Now that BFCM is behind us, let’s zoom out on what we observed across our client portfolio, within the broader digital advertising ecosystem, and in the macroeconomic environment. The goal here is to provide a high-level view of the trends that defined Black Friday/Cyber Monday 2025. Hopefully, this helps contextualize feedback across the industry, identify patterns heading into 2026, and reinforce where strategic decisions paid off. Let’s dive in!
Client Results
Across our portfolio, we delivered $85.9M in revenue to our clients between Thanksgiving and Cyber Monday, affectionately known as the Turkey 5. We increased investment across every major platform and still achieved a 14% improvement in ROAS across managed channels, which is exceptional in such a highly competitive auction environment.
Our most significant gains came from Meta and Google, where early setup and disciplined in-week execution clearly paid off:
- Meta saw the most significant year-over-year increase in investment, with spend up 54%, driving a 50% increase in revenue. This growth was fueled by creative testing, audience strategy, and disciplined execution across our paid social efforts.
- Google Ads delivered 40% higher spend year over year, resulting in an impressive 69% increase in revenue, marking more efficient, scalable growth than we saw last year.
On the revenue side, Cyber Monday was our strongest day overall. However, it delivered the lowest YoY growth rate, signalling heavier competition and earlier shifts in consumer buying patterns.
Cost-per-click (CPCs) were up minimally over the BFCM weekend. Collectively, we saw CPCs up 6%, with the most significant increase on Cyber Monday (up 11% year over year).

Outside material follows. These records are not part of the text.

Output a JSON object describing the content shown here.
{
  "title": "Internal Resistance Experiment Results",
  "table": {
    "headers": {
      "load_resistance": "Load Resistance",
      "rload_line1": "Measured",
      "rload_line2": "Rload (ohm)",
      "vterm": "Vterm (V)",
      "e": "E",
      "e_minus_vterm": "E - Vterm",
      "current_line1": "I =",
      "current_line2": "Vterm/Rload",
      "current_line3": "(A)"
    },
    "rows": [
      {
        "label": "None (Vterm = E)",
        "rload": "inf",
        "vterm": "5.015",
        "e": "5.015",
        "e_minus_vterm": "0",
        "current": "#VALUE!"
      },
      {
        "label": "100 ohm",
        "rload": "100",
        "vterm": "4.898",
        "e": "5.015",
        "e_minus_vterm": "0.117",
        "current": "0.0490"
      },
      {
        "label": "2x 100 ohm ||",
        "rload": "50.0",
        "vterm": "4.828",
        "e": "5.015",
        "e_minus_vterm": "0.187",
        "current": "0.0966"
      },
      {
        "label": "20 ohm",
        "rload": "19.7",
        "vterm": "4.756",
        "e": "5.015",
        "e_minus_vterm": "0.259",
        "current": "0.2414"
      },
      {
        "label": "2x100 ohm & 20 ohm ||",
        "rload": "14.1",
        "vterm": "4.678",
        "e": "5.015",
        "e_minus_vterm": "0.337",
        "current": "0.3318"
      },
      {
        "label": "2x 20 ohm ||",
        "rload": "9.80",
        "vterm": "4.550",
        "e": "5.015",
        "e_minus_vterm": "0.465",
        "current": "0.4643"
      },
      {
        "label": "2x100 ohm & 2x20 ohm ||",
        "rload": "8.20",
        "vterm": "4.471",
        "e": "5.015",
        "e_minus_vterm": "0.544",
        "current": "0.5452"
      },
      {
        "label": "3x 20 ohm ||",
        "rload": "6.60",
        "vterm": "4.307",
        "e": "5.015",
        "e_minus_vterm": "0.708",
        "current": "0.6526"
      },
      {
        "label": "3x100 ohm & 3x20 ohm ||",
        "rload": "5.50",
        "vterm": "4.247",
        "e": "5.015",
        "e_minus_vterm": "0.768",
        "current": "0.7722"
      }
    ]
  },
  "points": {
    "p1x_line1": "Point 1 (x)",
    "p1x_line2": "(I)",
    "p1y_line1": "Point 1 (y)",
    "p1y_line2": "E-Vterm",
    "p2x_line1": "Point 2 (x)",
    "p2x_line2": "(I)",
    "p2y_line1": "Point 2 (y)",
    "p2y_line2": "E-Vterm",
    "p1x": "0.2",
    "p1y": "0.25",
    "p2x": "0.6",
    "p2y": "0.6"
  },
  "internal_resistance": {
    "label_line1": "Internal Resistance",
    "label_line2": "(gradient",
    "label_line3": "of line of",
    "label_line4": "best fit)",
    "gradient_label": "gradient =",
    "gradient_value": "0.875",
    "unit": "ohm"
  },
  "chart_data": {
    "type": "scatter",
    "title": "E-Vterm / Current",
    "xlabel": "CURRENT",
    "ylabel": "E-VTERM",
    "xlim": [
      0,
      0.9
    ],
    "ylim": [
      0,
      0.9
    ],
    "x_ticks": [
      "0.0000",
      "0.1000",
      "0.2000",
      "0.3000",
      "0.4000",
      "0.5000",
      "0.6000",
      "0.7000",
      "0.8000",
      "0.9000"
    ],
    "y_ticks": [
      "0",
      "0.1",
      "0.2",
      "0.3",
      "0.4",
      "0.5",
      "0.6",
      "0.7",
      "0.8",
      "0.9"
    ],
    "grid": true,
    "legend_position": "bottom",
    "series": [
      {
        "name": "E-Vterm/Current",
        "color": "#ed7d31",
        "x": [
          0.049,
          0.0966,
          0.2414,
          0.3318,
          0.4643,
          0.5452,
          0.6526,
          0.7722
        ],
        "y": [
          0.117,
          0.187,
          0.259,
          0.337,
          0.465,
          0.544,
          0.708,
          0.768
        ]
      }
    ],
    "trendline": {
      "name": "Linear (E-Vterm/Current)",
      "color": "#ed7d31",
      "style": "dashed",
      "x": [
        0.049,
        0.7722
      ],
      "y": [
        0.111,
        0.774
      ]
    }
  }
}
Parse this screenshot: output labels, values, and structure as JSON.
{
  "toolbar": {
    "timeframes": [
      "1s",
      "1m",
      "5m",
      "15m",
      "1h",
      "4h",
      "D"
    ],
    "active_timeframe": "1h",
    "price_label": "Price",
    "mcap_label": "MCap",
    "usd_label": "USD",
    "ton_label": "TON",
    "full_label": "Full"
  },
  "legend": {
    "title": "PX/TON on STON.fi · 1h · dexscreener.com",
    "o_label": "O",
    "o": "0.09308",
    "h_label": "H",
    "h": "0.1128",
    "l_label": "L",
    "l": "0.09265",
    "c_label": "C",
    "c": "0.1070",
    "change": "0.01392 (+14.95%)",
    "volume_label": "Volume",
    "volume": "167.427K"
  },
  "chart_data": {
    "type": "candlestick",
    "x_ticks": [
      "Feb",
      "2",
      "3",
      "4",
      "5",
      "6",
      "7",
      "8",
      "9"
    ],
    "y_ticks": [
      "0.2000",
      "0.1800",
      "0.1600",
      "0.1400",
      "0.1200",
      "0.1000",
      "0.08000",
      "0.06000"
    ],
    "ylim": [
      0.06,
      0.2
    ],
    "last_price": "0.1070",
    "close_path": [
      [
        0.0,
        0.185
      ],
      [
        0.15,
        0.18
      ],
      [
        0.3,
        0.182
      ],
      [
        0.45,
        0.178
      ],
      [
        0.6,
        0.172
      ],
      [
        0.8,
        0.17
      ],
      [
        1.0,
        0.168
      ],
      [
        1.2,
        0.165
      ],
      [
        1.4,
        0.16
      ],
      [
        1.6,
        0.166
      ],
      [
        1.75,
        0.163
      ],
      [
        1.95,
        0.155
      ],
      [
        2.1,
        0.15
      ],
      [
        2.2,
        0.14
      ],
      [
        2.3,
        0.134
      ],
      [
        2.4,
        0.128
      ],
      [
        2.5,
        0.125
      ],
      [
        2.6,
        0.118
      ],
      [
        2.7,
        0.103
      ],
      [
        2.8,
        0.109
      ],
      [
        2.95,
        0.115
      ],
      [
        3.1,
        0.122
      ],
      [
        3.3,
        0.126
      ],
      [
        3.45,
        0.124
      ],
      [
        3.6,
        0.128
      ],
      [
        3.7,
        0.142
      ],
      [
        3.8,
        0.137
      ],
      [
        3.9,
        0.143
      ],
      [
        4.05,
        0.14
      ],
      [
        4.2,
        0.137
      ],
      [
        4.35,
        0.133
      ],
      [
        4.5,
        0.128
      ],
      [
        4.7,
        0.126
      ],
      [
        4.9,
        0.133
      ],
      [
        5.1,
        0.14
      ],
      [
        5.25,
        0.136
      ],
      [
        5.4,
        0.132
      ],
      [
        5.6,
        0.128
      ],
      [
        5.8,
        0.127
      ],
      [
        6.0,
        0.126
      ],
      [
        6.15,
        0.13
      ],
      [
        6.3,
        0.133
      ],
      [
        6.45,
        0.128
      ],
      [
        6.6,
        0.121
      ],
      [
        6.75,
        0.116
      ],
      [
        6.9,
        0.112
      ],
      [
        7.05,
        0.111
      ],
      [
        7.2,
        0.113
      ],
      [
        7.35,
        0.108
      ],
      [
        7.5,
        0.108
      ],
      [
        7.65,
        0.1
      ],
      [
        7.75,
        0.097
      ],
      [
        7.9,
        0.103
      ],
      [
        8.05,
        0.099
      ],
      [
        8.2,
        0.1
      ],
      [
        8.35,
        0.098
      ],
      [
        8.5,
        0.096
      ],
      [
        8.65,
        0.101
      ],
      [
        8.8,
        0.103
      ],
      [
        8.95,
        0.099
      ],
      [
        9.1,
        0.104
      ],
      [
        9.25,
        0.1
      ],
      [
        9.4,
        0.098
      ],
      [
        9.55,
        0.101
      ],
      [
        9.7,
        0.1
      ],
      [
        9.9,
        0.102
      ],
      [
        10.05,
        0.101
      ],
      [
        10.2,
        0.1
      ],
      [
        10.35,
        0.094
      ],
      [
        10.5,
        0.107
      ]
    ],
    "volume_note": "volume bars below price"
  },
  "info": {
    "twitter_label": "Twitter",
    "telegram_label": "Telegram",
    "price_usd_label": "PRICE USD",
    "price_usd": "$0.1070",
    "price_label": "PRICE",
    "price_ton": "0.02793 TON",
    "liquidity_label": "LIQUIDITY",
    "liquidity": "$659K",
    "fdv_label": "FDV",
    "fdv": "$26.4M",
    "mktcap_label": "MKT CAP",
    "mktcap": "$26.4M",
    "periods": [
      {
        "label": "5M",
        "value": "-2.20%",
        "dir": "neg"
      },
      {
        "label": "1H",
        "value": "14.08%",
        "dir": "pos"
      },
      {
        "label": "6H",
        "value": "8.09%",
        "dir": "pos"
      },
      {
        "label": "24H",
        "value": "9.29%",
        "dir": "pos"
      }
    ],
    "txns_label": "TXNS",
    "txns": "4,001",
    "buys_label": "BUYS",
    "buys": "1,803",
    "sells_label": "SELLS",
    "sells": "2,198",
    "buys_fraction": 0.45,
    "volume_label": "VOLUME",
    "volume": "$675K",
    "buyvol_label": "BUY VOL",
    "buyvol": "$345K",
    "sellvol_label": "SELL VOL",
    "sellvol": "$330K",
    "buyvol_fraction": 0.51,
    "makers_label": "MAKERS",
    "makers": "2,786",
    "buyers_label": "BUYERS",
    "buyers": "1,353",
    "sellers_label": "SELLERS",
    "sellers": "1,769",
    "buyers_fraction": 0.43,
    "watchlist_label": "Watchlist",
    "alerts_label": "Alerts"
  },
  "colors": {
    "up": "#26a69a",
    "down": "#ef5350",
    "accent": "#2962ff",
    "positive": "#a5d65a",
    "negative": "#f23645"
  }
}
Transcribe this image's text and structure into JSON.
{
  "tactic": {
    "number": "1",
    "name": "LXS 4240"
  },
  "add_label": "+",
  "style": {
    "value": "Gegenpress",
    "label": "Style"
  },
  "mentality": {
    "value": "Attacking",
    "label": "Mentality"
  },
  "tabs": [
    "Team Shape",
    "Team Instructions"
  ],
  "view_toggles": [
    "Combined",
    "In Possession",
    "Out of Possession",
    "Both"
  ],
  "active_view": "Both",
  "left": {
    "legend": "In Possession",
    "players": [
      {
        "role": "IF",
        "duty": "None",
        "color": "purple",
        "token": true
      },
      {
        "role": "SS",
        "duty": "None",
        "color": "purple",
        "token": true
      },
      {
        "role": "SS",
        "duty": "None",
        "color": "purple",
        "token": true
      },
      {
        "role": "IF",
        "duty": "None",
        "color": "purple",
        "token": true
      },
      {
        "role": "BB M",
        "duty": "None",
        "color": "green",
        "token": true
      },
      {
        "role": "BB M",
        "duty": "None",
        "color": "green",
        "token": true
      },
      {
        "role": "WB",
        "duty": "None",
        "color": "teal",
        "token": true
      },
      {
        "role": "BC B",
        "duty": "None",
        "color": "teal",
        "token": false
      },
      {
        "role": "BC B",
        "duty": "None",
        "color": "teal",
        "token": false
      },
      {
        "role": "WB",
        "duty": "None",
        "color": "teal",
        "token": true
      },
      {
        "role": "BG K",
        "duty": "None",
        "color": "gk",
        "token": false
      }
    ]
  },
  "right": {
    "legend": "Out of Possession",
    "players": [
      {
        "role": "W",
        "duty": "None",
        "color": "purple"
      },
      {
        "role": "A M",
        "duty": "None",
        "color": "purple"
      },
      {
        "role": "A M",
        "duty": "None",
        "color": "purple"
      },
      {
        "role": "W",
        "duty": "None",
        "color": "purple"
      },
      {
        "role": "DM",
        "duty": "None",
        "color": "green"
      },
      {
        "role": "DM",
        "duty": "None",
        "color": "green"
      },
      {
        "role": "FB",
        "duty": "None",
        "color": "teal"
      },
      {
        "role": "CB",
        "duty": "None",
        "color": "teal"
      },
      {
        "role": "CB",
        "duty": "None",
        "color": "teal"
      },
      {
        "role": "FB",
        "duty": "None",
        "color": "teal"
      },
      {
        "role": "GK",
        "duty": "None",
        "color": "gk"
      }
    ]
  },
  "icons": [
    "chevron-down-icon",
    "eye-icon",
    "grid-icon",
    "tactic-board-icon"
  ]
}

Even though CPCs were up the most year over year on Cyber Monday, we actually saw the most expensive CPCs on Thanksgiving. This could indicate a shift in when advertisers place the most emphasis on their advertising, with greater focus on the period leading up to the BFCM weekend.
From a platform perspective, the most significant increases were on the Google front. Despite CPCs on Google increasing by 13%, we were able to drive substantial revenue growth at a 21% higher efficiency, highlighting the impact of proactive planning, smart bidding, and strategic pay-per-click management in a highly competitive auction environment.
There are also some interesting insights from our partners:
Macro Economic Trends
From a broader economic perspective, this year’s Turkey 5 was shaped by steady consumer demand, selective spending behavior, and heightened price sensitivity. While overall shopping intent remained strong, consumers were far more deliberate about where and when they spent compared to previous years.
Adobe also released its research on how the weekend went:
- According to Adobe, Cyber Week generated $44.2 billion in online sales overall (up 7.7% YoY), bolstered by record online spending on Black Friday ($11.8 billion, up 9.1% YoY). This is now the second holiday season in a row where Black Friday growth outpaced Cyber Monday, as shoppers embraced early, competitive deals.
- Usage of the flexible payment method hit an all-time high on Cyber Monday, driving $1.03 billion in online spend (up 4.2% YoY).
- On Cyber Monday, AI traffic to U.S. retail sites increased by 670%. So far this season (Nov. 1 to Dec. 1), AI traffic is up 760%.
Overall, economic sentiment wasn’t necessarily “down,” but it was cautious – favoring brands that were prepared, clear in their value props, and aggressive when it mattered. This aligns closely with the performance patterns we saw across our personal portfolio.
Key Takeaways
The objective of this is to give businesses a broader context for what shaped performance during Cyber Week.
Businesses that grew year over year reinforced success by connecting performance to macro trends that positioned their brand to capitalize on momentum. We also want to make sure we identify how to sustain the momentum built that year by providing recommendations on what to “continue doing” and “scale next.”
For businesses that grew but became less efficient, acknowledge the growth while clarifying how performance is being stabilized. Lead with what worked, including YoY revenue gains, volume growth, and successful scaling. Then explain efficiency declines, such as higher CPCs or increased top-of-funnel spend. Use tools like Google Trends to add demand context and inform next steps.
Businesses without year-over-year growth should focus on clarity and corrective action. Start with a transparent overview of what happened, using macro data to provide context without sounding defensive. Highlight areas of strength, such as top-performing creative or efficient audiences, before addressing what didn’t work. Close with a forward-looking plan that clearly outlines actionable, controllable steps to improve performance.
Conclusion
BFCM 2025 reinforced a clear theme across digital commerce: performance favored brands that were prepared early, aligned with shifting consumer behavior, and were willing to invest with discipline. Despite increased competition and rising costs, strong execution, clear value propositions, and strategic flexibility enabled meaningful growth.
As we look ahead to 2026, the opportunity lies in applying these tactics learned with intention. That means scaling what worked, addressing inefficiencies with clarity and data, and staying grounded in what is controllable as market dynamics continue to evolve. By pairing macro-level insight with account-level execution, we can turn BFCM learnings into sustained momentum throughout the year ahead.